A senior judge has used a judgment to send the message to solicitors that partisan expert witnesses will not be tolerated. The warning  by The Honourable Mr Justice Fraser appears in a 428-paragraph quantum judgment in Imperial Chemicals Industries Ltd v Merit Merrell Technology Ltd.

The dispute, over works performed at a paint manufacturing unit from 2012 to 2015, included quantum experts being called for both parties. But the judge described a joint statement by them as a ‘most unhelpful document’ which essentially amounted to a repeat of each expert’s view.

A second expert called by ICI, a specialist in forensic accounting, was also criticised in the judgment for ‘direct factual inaccuracy’ concerning his opposite number, while he was also hindered by a lack of communication to him from ICI’s solicitors about potential further documents he could review.

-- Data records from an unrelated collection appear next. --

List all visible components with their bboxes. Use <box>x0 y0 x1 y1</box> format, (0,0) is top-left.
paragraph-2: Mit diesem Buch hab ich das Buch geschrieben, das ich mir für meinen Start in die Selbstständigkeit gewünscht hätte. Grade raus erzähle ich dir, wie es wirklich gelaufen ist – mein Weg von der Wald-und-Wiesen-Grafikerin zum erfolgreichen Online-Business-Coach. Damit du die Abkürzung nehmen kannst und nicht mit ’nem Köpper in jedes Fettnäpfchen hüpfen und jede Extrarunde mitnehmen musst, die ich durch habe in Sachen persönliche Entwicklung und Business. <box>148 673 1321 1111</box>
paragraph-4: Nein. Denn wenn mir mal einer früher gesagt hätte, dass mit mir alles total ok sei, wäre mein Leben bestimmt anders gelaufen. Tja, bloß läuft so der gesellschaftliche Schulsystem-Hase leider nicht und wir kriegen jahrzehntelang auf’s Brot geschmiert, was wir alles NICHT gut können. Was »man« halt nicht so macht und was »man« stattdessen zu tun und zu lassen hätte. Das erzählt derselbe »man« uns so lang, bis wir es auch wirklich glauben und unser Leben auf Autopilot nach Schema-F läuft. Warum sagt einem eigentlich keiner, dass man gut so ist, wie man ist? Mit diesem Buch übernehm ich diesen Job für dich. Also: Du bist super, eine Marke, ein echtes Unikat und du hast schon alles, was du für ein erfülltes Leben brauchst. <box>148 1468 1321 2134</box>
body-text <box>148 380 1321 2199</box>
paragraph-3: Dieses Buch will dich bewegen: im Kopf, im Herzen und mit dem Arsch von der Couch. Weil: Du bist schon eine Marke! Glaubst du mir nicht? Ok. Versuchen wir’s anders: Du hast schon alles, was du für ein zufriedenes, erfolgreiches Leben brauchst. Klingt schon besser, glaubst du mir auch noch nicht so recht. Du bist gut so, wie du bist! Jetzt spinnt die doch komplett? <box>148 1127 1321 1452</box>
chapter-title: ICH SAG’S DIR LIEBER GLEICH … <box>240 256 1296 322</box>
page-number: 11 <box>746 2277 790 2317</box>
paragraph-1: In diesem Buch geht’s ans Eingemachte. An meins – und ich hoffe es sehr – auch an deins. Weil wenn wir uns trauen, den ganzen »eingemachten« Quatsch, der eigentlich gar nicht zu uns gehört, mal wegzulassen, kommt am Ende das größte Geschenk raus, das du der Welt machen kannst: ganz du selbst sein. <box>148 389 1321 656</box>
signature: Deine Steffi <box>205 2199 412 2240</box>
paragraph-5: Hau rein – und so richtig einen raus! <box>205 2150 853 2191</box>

The judge concluded overall that each of ICI’s experts was ‘not sufficiently independent’ of the party who instructed them, and that the evidence of the other side’s experts should be preferred.

This matched his conclusion on experts called in the previous liability trial where Fraser noted that ‘an expert’s role is not to decide issues of fact themselves, and choose what facts to believe and what not to believe’.

Whether the similar lack of independence was coincidence or not, he continued, it was a ‘matter of concern’ that in a case worth £10m there should be ‘such a preponderance of partisan experts’.

The judge said: ‘There are some jurisdictions where partisan expert evidence is the norm. For the avoidance of any doubt, this jurisdiction is not one of them. Not only experts, but the legal advisers who instruct them, should take very careful note of the principles which govern expert evidence.’

Fraser stressed that experts of the same discipline should have access to the same material and no party should provide its own independent expert with material solely held by them.

He said it was a matter for the court, not the expert, about which version of the facts they prefer, and experts’ meetings before trial should be given greater importance for saving expense and time.